Residual viral load (2 to 20 copies/ml) has also been observed in the cerebrospinal fluid of individuals with undetectable blood viral loads. In addition, many patients taking HIV therapy, even if taking drugs capable of crossing the blood-brain barrier have evidence of intrathecal immune activation and inflammation.

Because of these findings, investigators wished to see if adding an extra antiretroviral drug to regimens that were already suppressing viral load would  reduce residual HIV levels in the cerebrospinal fluid and immune activation and inflammation in the brain.

Their study involved ten patients. These individuals had had an undetectable blood viral load (below 50 copies/ml) for a median of 6.5 years. Their median CD4 cell count was 465 cells/mm3, eight were men and their average age was 52.

The study lasted eight weeks.

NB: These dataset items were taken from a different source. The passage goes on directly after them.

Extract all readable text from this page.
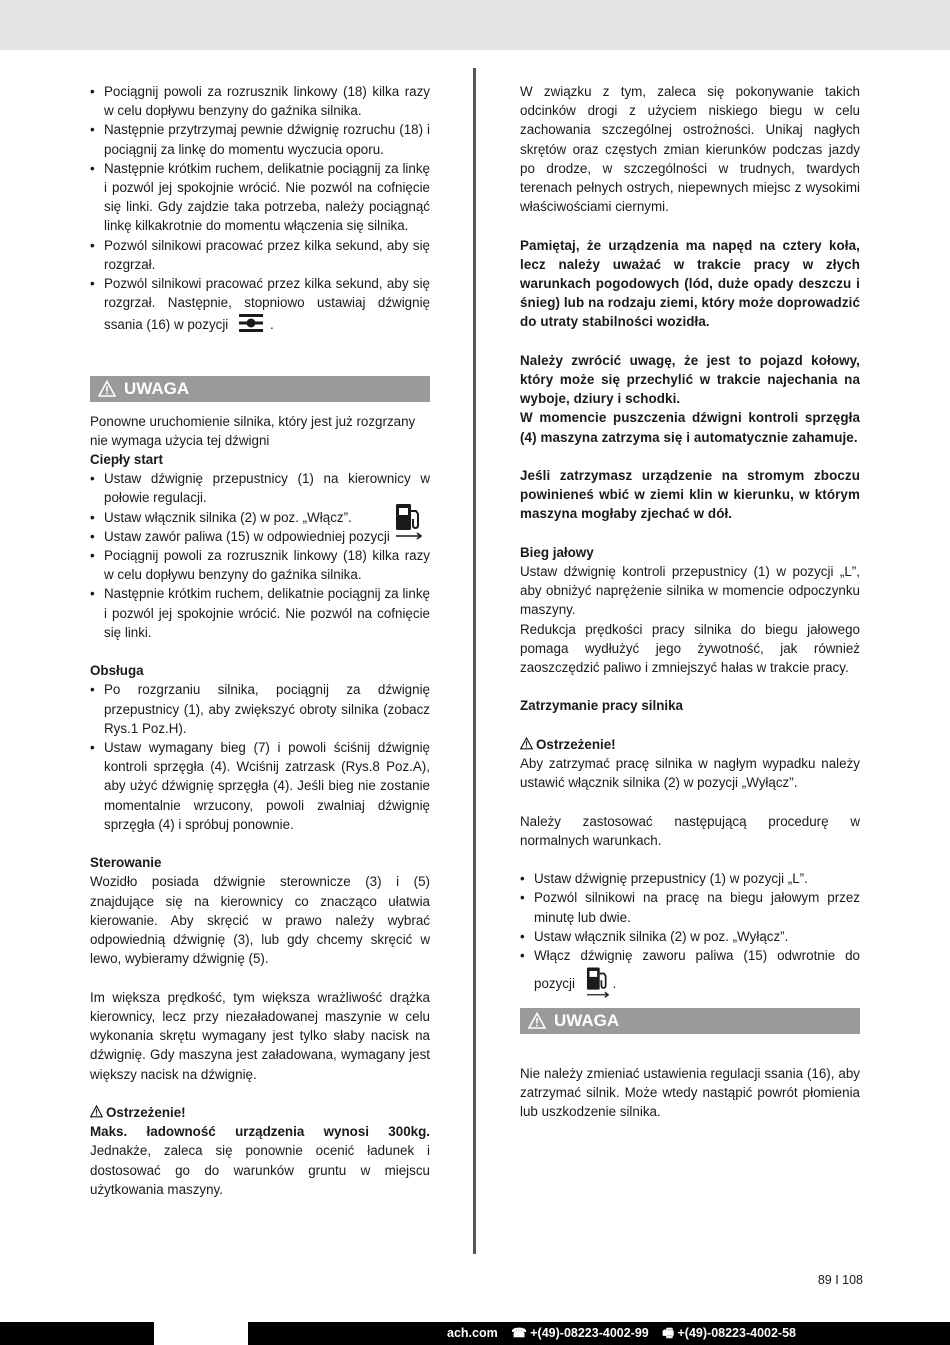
• Pociągnij powoli za rozrusznik linkowy (18) kilka razy w celu dopływu benzyny do gaźnika silnika.
• Następnie przytrzymaj pewnie dźwignię rozruchu (18) i pociągnij za linkę do momentu wyczucia oporu.
• Następnie krótkim ruchem, delikatnie pociągnij za linkę i pozwól jej spokojnie wrócić. Nie pozwól na cofnięcie się linki. Gdy zajdzie taka potrzeba, należy pociągnąć linkę kilkakrotnie do momentu włączenia się silnika.
• Pozwól silnikowi pracować przez kilka sekund, aby się rozgrzał.
• Pozwól silnikowi pracować przez kilka sekund, aby się rozgrzał. Następnie, stopniowo ustawiaj dźwignię ssania (16) w pozycji	.
UWAGA

Ponowne uruchomienie silnika, który jest już rozgrzany nie wymaga użycia tej dźwigni

Ciepły start

• Ustaw dźwignię przepustnicy (1) na kierownicy w połowie regulacji.
• Ustaw włącznik silnika (2) w poz. „Włącz”.
• Ustaw zawór paliwa (15) w odpowiedniej pozycji
• Pociągnij powoli za rozrusznik linkowy (18) kilka razy w celu dopływu benzyny do gaźnika silnika.
• Następnie krótkim ruchem, delikatnie pociągnij za linkę i pozwól jej spokojnie wrócić. Nie pozwól na cofnięcie się linki.

Obsługa

• Po rozgrzaniu silnika, pociągnij za dźwignię przepustnicy (1), aby zwiększyć obroty silnika (zobacz Rys.1 Poz.H).
• Ustaw wymagany bieg (7) i powoli ściśnij dźwignię kontroli sprzęgła (4). Wciśnij zatrzask (Rys.8 Poz.A), aby użyć dźwignię sprzęgła (4). Jeśli bieg nie zostanie momentalnie wrzucony, powoli zwalniaj dźwignię sprzęgła (4) i spróbuj ponownie.

Sterowanie

Wozidło posiada dźwignie sterownicze (3) i (5) znajdujące się na kierownicy co znacząco ułatwia kierowanie. Aby skręcić w prawo należy wybrać odpowiednią dźwignię (3), lub gdy chcemy skręcić w lewo, wybieramy dźwignię (5).

Im większa prędkość, tym większa wrażliwość drążka kierownicy, lecz przy niezaładowanej maszynie w celu wykonania skrętu wymagany jest tylko słaby nacisk na dźwignię. Gdy maszyna jest załadowana, wymagany jest większy nacisk na dźwignię.

Ostrzeżenie!

Maks. ładowność urządzenia wynosi 300kg. Jednakże, zaleca się ponownie ocenić ładunek i dostosować go do warunków gruntu w miejscu użytkowania maszyny.

W związku z tym, zaleca się pokonywanie takich odcinków drogi z użyciem niskiego biegu w celu zachowania szczególnej ostrożności. Unikaj nagłych skrętów oraz częstych zmian kierunków podczas jazdy po drodze, w szczególności w trudnych, twardych terenach pełnych ostrych, niepewnych miejsc z wysokimi właściwościami ciernymi.

Pamiętaj, że urządzenia ma napęd na cztery koła, lecz należy uważać w trakcie pracy w złych warunkach pogodowych (lód, duże opady deszczu i śnieg) lub na rodzaju ziemi, który może doprowadzić do utraty stabilności wozidła.

Należy zwrócić uwagę, że jest to pojazd kołowy, który może się przechylić w trakcie najechania na wyboje, dziury i schodki.

W momencie puszczenia dźwigni kontroli sprzęgła (4) maszyna zatrzyma się i automatycznie zahamuje.

Jeśli zatrzymasz urządzenie na stromym zboczu powinieneś wbić w ziemi klin w kierunku, w którym maszyna mogłaby zjechać w dół.

Bieg jałowy

Ustaw dźwignię kontroli przepustnicy (1) w pozycji „L”, aby obniżyć naprężenie silnika w momencie odpoczynku maszyny.

Redukcja prędkości pracy silnika do biegu jałowego pomaga wydłużyć jego żywotność, jak również zaoszczędzić paliwo i zmniejszyć hałas w trakcie pracy.

Zatrzymanie pracy silnika

Ostrzeżenie!

Aby zatrzymać pracę silnika w nagłym wypadku należy ustawić włącznik silnika (2) w pozycji „Wyłącz”.

Należy zastosować następującą procedurę w normalnych warunkach.

• Ustaw dźwignię przepustnicy (1) w pozycji „L”.
• Pozwól silnikowi na pracę na biegu jałowym przez minutę lub dwie.
• Ustaw włącznik silnika (2) w poz. „Wyłącz”.
• Włącz dźwignię zaworu paliwa (15) odwrotnie do pozycji	.
UWAGA

Nie należy zmieniać ustawienia regulacji ssania (16), aby zatrzymać silnik. Może wtedy nastąpić powrót płomienia lub uszkodzenie silnika.

89 I 108
ach.com ☎ +(49)-08223-4002-99 🖷 +(49)-08223-4002-58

Lumbar punctures were performed on entry to the study, at baseline, after four weeks of treatment, and again at the end.  Viral load was measured in cerebrospinal fluid and markers of intrathecal immune activation and inflammation were also monitored.

Treatment was intensified by the addition of either maraviroc (Celsentri) or lopinavir/ritonavir (Kaletra), both of which have good penetration into the central nervous system, or with T-20 (enfuvirtide, Fuzeon), which does not.

During the first four weeks of the study, the patients received a brain-penetrating drug, after which they switched to T-20.

At baseline, median blood viral load was 5 copies/ml, and median viral load in cerebrospinal fluids was 2 copies/ml. Immune activation or inflammation in the brain was evident in the majority of patients.

Intensification of therapy did not further reduce residual viral load levels in cerebrospinal fluids which remained unchanged through the eight weeks of the study. Seven patients had detectable viral load in this compartment at least once. Viral load in blood was also unaffected, as were markers of intrathecal inflammation and immune activation.

Concentrations of maraviroc and Kaletra were well within their therapeutic ranges, and maraviroc was detectable in the cerebrospinal fluids of seven patients.

“We show that treatment intensification has no effect on either residual CSF HIV RNA levels or intrathecal immune activation over the course of 4 weeks with an antiretroviral drug that penetrates in the CNS”, comment the authors. “We could not detect any significant changes in the level of residual plasma viremia during the total treatment intensification period of 8 weeks.”

The investigators do not believe that their findings have any immediate implications for HIV care. Rather, they are of interest regarding “HIV persistence and reservoirs…these findings argue against the hypothesis that ongoing cycles of viral replication are the main source of residual CSF viremia and intrathecal immune [activation].”


Yilmaz AY et al. Treatment intensification has no effect on the HIV-1 central nervous system infection in patients on suppressive antiretroviral therapy. J Acquir Immune Defic Syndr, online edition, 2010 (link to abstract and paid for full text).